GA225 logo with Welcome in different languages.

[ 한국어 ]  [ Español ]

A half a million. That’s a rough estimate on the number of words a group of translators has been combing through for the 225th General Assembly just since the first of the year. Ensuring that all documentation is provided in three languages is the job of Global Language Resources (GLR), a ministry of the Administrative Services Group in the Presbyterian Church (U.S.A.).

What started out as a two-person group translating in Spanish and Korean is now a full-fledged department/ministry with a few additional personnel and some specialized contractors. GLR now provides language access services to the six agencies of the PC(USA) and Presbyterian Women.

Preparing for the denomination’s first hybrid General Assembly has presented challenges and required a lot of preparation. Stephanie Vasquez, who has translated for several Assemblies in the past few years, is now GLR manager. Staff includes Senior Translator the Rev. Dr. Victor Min, Senior Korean Translator the Rev. John Kim, Associate Korean Translator Sangik Lee and Associate Spanish Translator Bequi Fernandez.

“We have been working long hours, translating more than 5,000 words a day sometimes,” Lee said. “It also required putting in weekend hours, too. There’s just been a lot to do.”

The Office of the General Assembly, in its planning for this year’s gathering, has worked to ensure that equity and inclusion are important elements of the Assembly. That means providing all documentation in English, Spanish and Korean languages and has required months of preparatory work.

“There has been a lot of documentation to go through these past few months. We have had to read, translate and sometimes research words,” said Kim. “Sometimes it could be a tedious job or boring, or we had difficulty concentrating because we were looking at similar documents every day over and over again.”

GLR has not only been combing through documentation for this Assembly, but also reviewing reports and documents passed on from the shortened 224th General Assembly. It has required the group to bring in additional help to cover everything in need of translation.

“For the Spanish side, it required two in-house people and four contractors. We couldn’t always use the same contractors for everything because each translator brings a specialty for a specific subject. I assign one who is good at financials to translate the financial pieces, another individual with church background covers the Book of Order, and so forth,” said Vasquez. “We have to study the document first and see what it is. One staff member’s focus is in theological and liturgical, so he tackles that.”

Vasquez says the team is honest with each other about its bandwidth as well as what staff members like to translate.

“It can be very tiring. However, I have learned a lot about the church and how we make our mission work,” said Lee. “I cannot complain because it’s also a blessing to learn how the church makes things happen.”

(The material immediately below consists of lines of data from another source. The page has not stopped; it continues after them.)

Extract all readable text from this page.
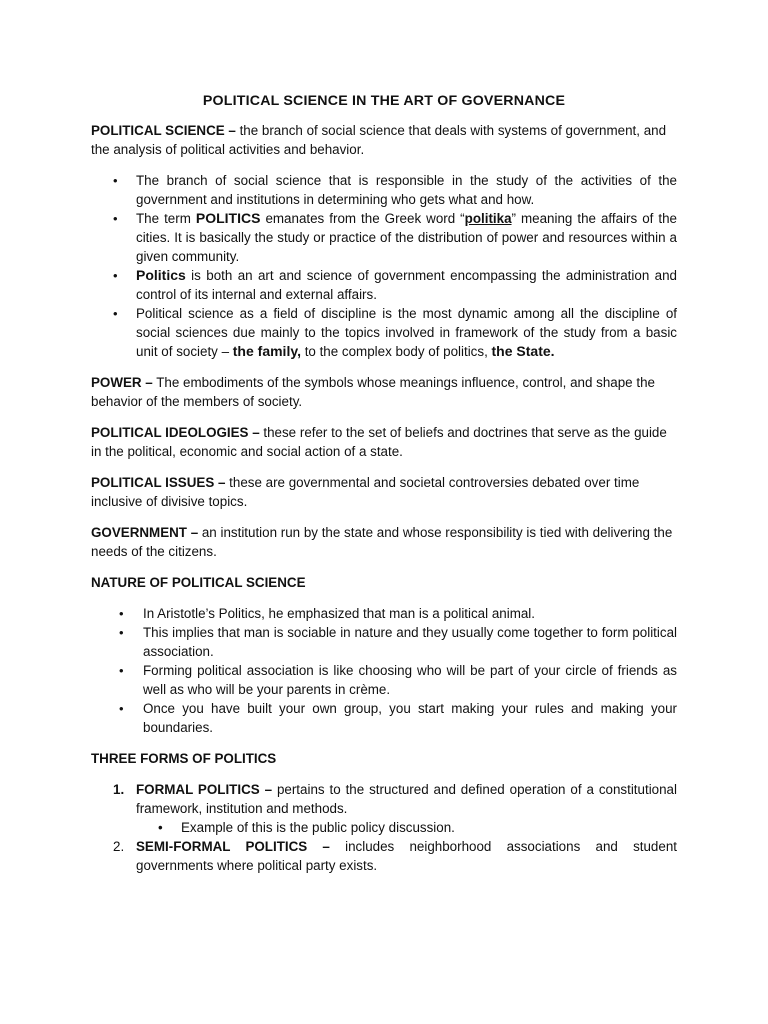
POLITICAL SCIENCE IN THE ART OF GOVERNANCE

POLITICAL SCIENCE – the branch of social science that deals with systems of government, and the analysis of political activities and behavior.

• The branch of social science that is responsible in the study of the activities of the government and institutions in determining who gets what and how.
• The term POLITICS emanates from the Greek word “politika” meaning the affairs of the cities. It is basically the study or practice of the distribution of power and resources within a given community.
• Politics is both an art and science of government encompassing the administration and control of its internal and external affairs.
• Political science as a field of discipline is the most dynamic among all the discipline of social sciences due mainly to the topics involved in framework of the study from a basic unit of society – the family, to the complex body of politics, the State.

POWER – The embodiments of the symbols whose meanings influence, control, and shape the behavior of the members of society.

POLITICAL IDEOLOGIES – these refer to the set of beliefs and doctrines that serve as the guide in the political, economic and social action of a state.

POLITICAL ISSUES – these are governmental and societal controversies debated over time inclusive of divisive topics.

GOVERNMENT – an institution run by the state and whose responsibility is tied with delivering the needs of the citizens.

NATURE OF POLITICAL SCIENCE
• In Aristotle’s Politics, he emphasized that man is a political animal.
• This implies that man is sociable in nature and they usually come together to form political association.
• Forming political association is like choosing who will be part of your circle of friends as well as who will be your parents in crème.
• Once you have built your own group, you start making your rules and making your boundaries.
THREE FORMS OF POLITICS
1. FORMAL POLITICS – pertains to the structured and defined operation of a constitutional framework, institution and methods.
• Example of this is the public policy discussion.
2. SEMI-FORMAL POLITICS – includes neighborhood associations and student governments where political party exists.
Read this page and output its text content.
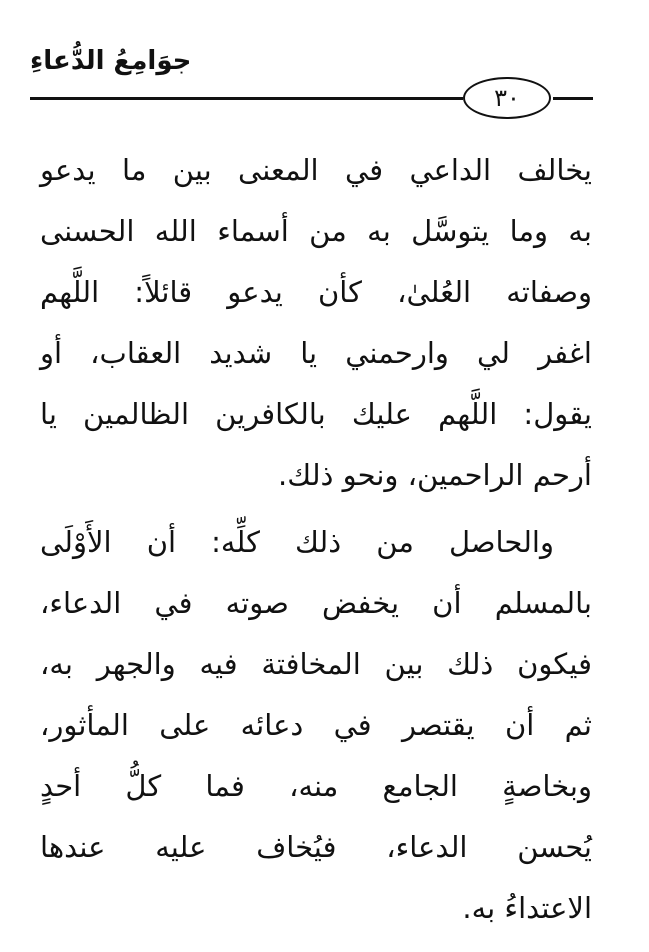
جوَامِعُ الدُّعاءِ
٣٠
يخالف الداعي في المعنى بين ما يدعو
به وما يتوسَّل به من أسماء الله الحسنى
وصفاته العُلىٰ، كأن يدعو قائلاً: اللَّهم
اغفر لي وارحمني يا شديد العقاب، أو
يقول: اللَّهم عليك بالكافرين الظالمين يا
أرحم الراحمين، ونحو ذلك.
والحاصل من ذلك كلِّه: أن الأَوْلَى
بالمسلم أن يخفض صوته في الدعاء،
فيكون ذلك بين المخافتة فيه والجهر به،
ثم أن يقتصر في دعائه على المأثور،
وبخاصةٍ الجامع منه، فما كلُّ أحدٍ
يُحسن الدعاء، فيُخاف عليه عندها
الاعتداءُ به.
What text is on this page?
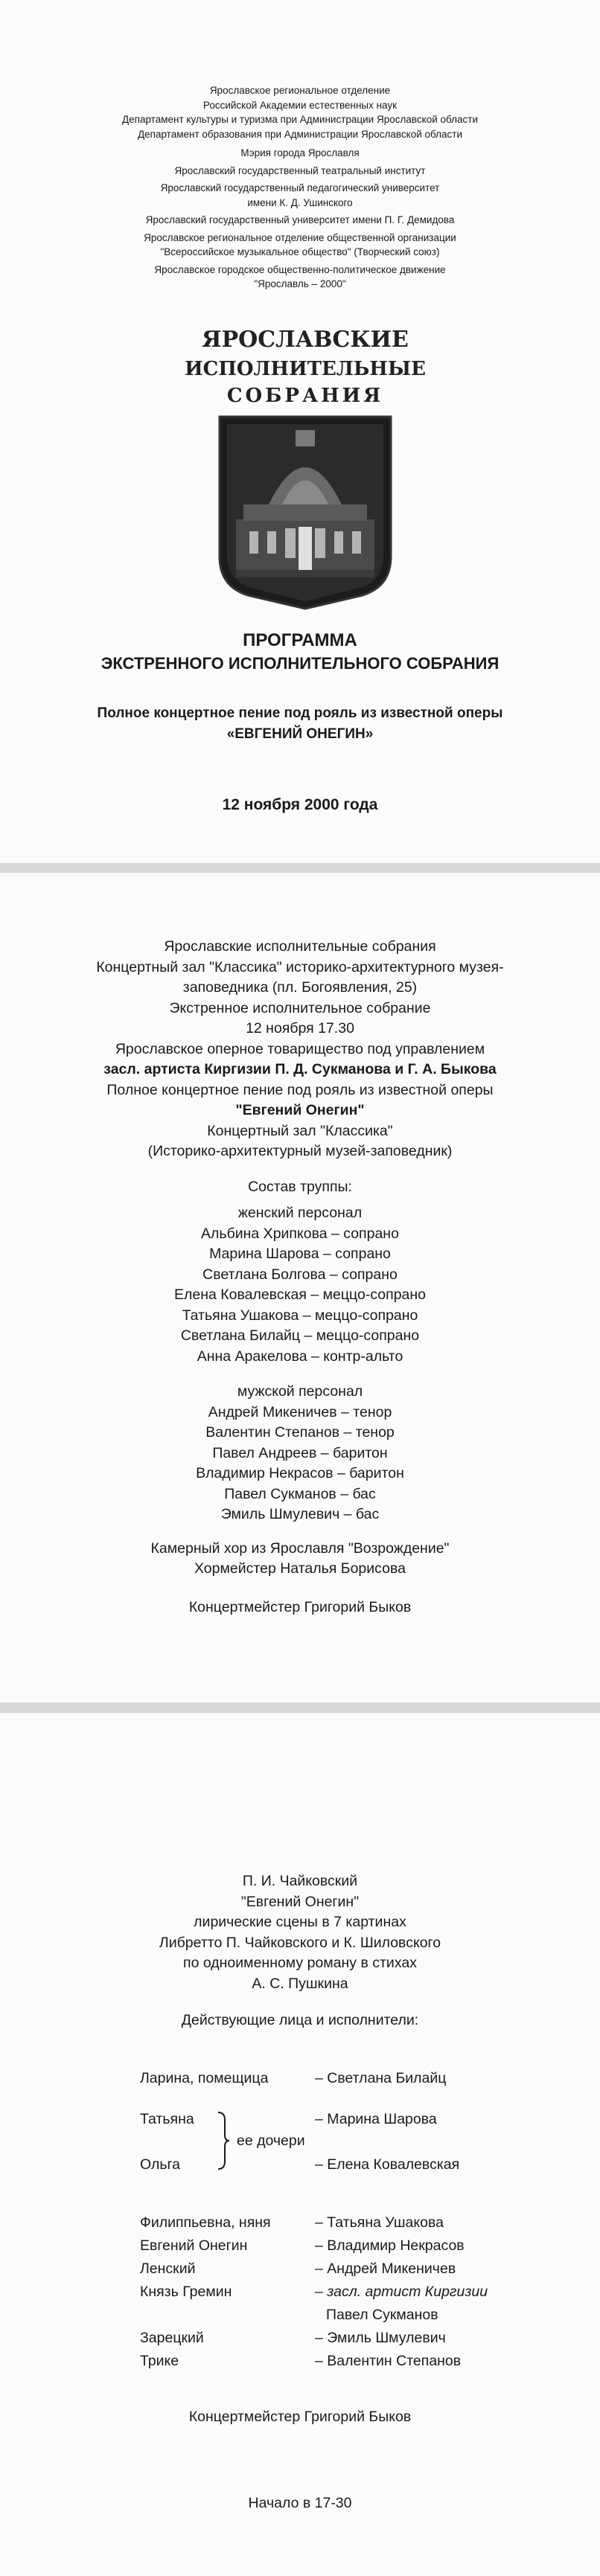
Ярославское региональное отделение
Российской Академии естественных наук
Департамент культуры и туризма при Администрации Ярославской области
Департамент образования при Администрации Ярославской области
Мэрия города Ярославля
Ярославский государственный театральный институт
Ярославский государственный педагогический университет
имени К. Д. Ушинского
Ярославский государственный университет имени П. Г. Демидова
Ярославское региональное отделение общественной организации
"Всероссийское музыкальное общество" (Творческий союз)
Ярославское городское общественно-политическое движение
"Ярославль – 2000"
ЯРОСЛАВСКИЕ
ИСПОЛНИТЕЛЬНЫЕ
СОБРАНИЯ
ПРОГРАММА
ЭКСТРЕННОГО ИСПОЛНИТЕЛЬНОГО СОБРАНИЯ
Полное концертное пение под рояль из известной оперы
«ЕВГЕНИЙ ОНЕГИН»
12 ноября 2000 года
Ярославские исполнительные собрания
Концертный зал "Классика" историко-архитектурного музея-
заповедника (пл. Богоявления, 25)
Экстренное исполнительное собрание
12 ноября 17.30
Ярославское оперное товарищество под управлением
засл. артиста Киргизии П. Д. Сукманова и Г. А. Быкова
Полное концертное пение под рояль из известной оперы
"Евгений Онегин"
Концертный зал "Классика"
(Историко-архитектурный музей-заповедник)
Состав труппы:
женский персонал
Альбина Хрипкова – сопрано
Марина Шарова – сопрано
Светлана Болгова – сопрано
Елена Ковалевская – меццо-сопрано
Татьяна Ушакова – меццо-сопрано
Светлана Билайц – меццо-сопрано
Анна Аракелова – контр-альто
мужской персонал
Андрей Микеничев – тенор
Валентин Степанов – тенор
Павел Андреев – баритон
Владимир Некрасов – баритон
Павел Сукманов – бас
Эмиль Шмулевич – бас
Камерный хор из Ярославля "Возрождение"
Хормейстер Наталья Борисова
Концертмейстер Григорий Быков
П. И. Чайковский
"Евгений Онегин"
лирические сцены в 7 картинах
Либретто П. Чайковского и К. Шиловского
по одноименному роману в стихах
А. С. Пушкина
Действующие лица и исполнители:
Ларина, помещица	– Светлана Билайц
Татьяна	– Марина Шарова
Ольга	– Елена Ковалевская
ее дочери
Филиппьевна, няня	– Татьяна Ушакова
Евгений Онегин	– Владимир Некрасов
Ленский	– Андрей Микеничев
Князь Гремин	– засл. артист Киргизии
Павел Сукманов
Зарецкий	– Эмиль Шмулевич
Трике	– Валентин Степанов
Концертмейстер Григорий Быков
Начало в 17-30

The team believes the work is more than just a job it’s a ministry.

“I’m an ordained pastor. When I got this call about three years ago, I was curious about the calling. I didn’t know why I have to work in administration jobs when I was looking for a church to serve,” said Kim. “But I recognize God’s will. As a pastor, sometimes I can use my theological learnings and concepts when reviewing documents for Korean congregations and ministries.”

Kim adds that they need to provide translations of all documents for churches, but there are exceptions.

“Sometimes they need to be translated, but not necessarily for Korean congregations,” he said. “Using my theological background, I can filter which documents they would review. So, even though I work in translation for GLR, I still feel like I’m in the ministry field for the wider church.”

Vasquez says that if everyone has access to information, they can be part of the decision-making process.

“We are now allowing people to moderate in languages other than English. There’s a lot of work going on behind closed doors as well as a lot of preparation and meetings,” she said. “I think there is value because it can set an example that people shouldn’t feel restricted to participate because they don’t speak English. I think our job and our ministry is to make excellent documents for people to read and understand what is actually going on.”

During committee meetings, interpreters will be available on-site to provide support for committee members in need of their services. GLR will also be utilizing remote applications to provide interpretation for those watching the Assembly online.